Members of the Syrian Democratic Forces (SDF) deploy outside Gweiran prison in Syria s northeastern city of Hasakeh on January 26, 2022. AFP
Kurdish-led forces hunted down jihadists Thursday after retaking a Syria prison hit by an Islamic State group attack a week ago, as human rights groups appealed for urgent help for wounded inmates.
Search operations across the sprawling complex in the city of Hasakeh found some jihadists still holed up in one wing of the prison a week after the brazen jailbreak attempt began.
The assault and ensuing clashes around the prison left more than 200 people dead in the jihadists' most high-profile military operation since the loss of their "caliphate" nearly three years ago.
The Kurdish-led Syrian Democratic Forces said they had retaken full control of Gweiran prison on Wednesday, ending six days of battles that turned the largest city in northeastern Syria into a war zone.
In a statement on Thursday, the SDF said search operations inside the jail revealed "pockets of terrorists hiding in a northern section of the prison."

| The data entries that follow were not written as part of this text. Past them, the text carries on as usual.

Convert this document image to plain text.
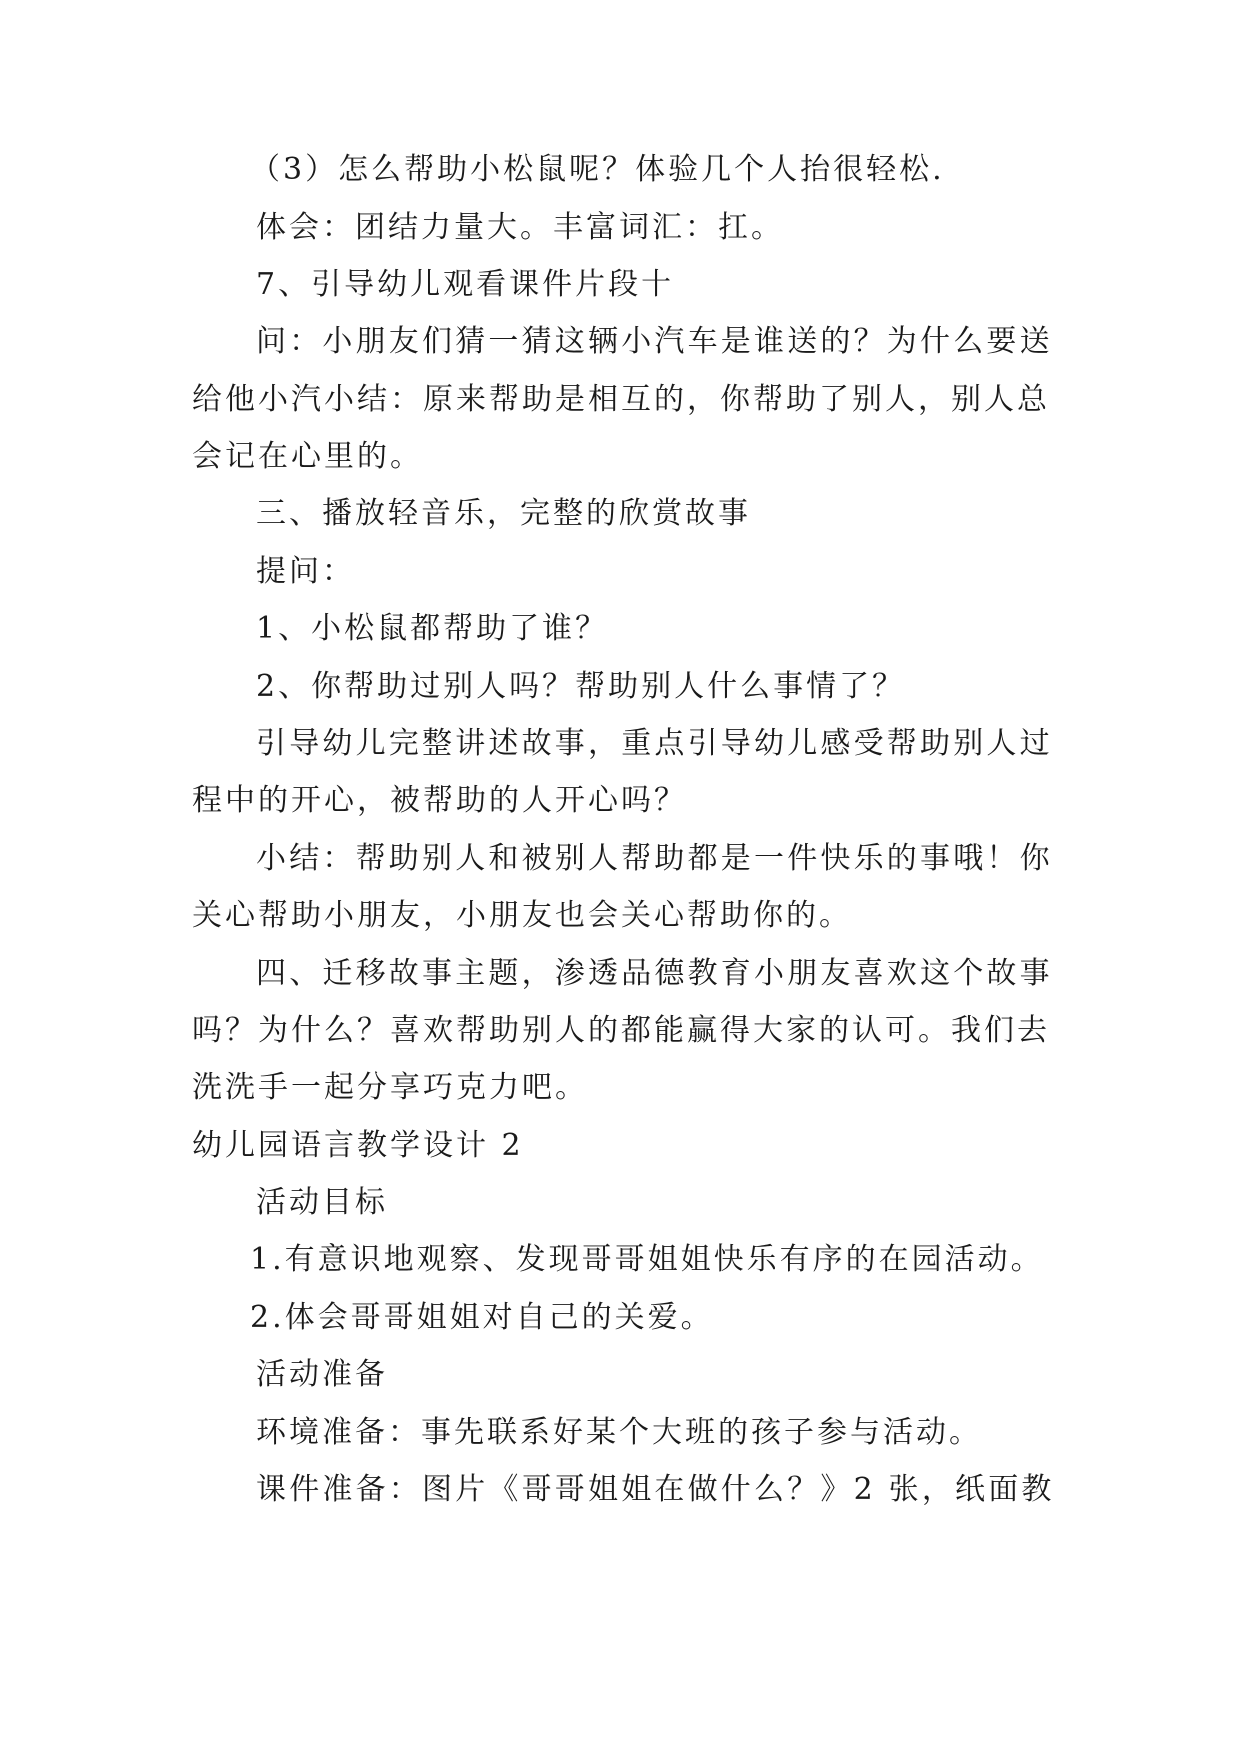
（3）怎么帮助小松鼠呢？体验几个人抬很轻松.
体会：团结力量大。丰富词汇：扛。
7、引导幼儿观看课件片段十
问：小朋友们猜一猜这辆小汽车是谁送的？为什么要送
给他小汽小结：原来帮助是相互的，你帮助了别人，别人总
会记在心里的。
三、播放轻音乐，完整的欣赏故事
提问：
1、小松鼠都帮助了谁？
2、你帮助过别人吗？帮助别人什么事情了？
引导幼儿完整讲述故事，重点引导幼儿感受帮助别人过
程中的开心，被帮助的人开心吗？
小结：帮助别人和被别人帮助都是一件快乐的事哦！你
关心帮助小朋友，小朋友也会关心帮助你的。
四、迁移故事主题，渗透品德教育小朋友喜欢这个故事
吗？为什么？喜欢帮助别人的都能赢得大家的认可。我们去
洗洗手一起分享巧克力吧。
幼儿园语言教学设计 2
活动目标
1.有意识地观察、发现哥哥姐姐快乐有序的在园活动。
2.体会哥哥姐姐对自己的关爱。
活动准备
环境准备：事先联系好某个大班的孩子参与活动。
课件准备：图片《哥哥姐姐在做什么？》2 张，纸面教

It estimated that around 60-90 fighters were still holed up in one section of the jail and said that its forces have called on them to surrender.
It said that 3,500 IS inmates have so far surrendered to its forces.
In a statement overnight, the SDF said it was "chasing down IS cells on the southwestern outskirts of Hasakeh city".
The Britain-based Syrian Observatory for Human Rights said "coalition aircraft targeted IS fighters hunkered down in areas around the prison overnight, killing at least seven."
It said 151 IS jihadists, 53 Kurdish fighters and seven civilians had been killed in the six days of violence.
The Kurdish authorities have insisted no inmates escaped from the compound but the Observatory has said significant numbers got away.
Gweiran held an estimated 3,500 IS inmates, including around 700 minors, when the initial IS attack began with explosives-laden vehicles driven by suicide bombers.
"The Kurdish-led forces' recapture of the prison ends this immediate deadly ordeal, but the broader crisis involving these prisoners is far from over," Human Rights Watch warned on Wednesday.
"The US-led coalition and others involved need to quickly ensure that all prisoners, especially the wounded, ill and children, are safe and receive food, water and medical care," it added in a statement.
Prisoners who surrendered were being transferred to safer facilities as operations in Gweiran continued, the SDF said.
Kurdish authorities say more than 50 nationalities are represented in Kurdish-run prisons holding more than 12,000 IS suspects.
The Kurdish administration has long warned it does not have the capacity to hold, let alone put on trial, all the IS fighters captured in years of operations.
"I think we should not have been surprised, we have been warning about this for quite some time," UN special envoy for Syria Geir Pedersen told the Security Council Wednesday when asked about the attack.
The administration's foreign policy chief Abdulkarim Omar said it was up to the international community to put foreign jihadists on trial or repatriate them.
The IS threat is "like a fireball, it gets more dangerous and complicated with time," he told AFP on Wednesday.
The self-declared IS caliphate, established in 2014, once straddled large parts of Iraq and Syria.
After five years of military operations conducted by local and international forces, its last rump was eventually flushed out on the banks of the Euphrates in eastern Syria in March 2019.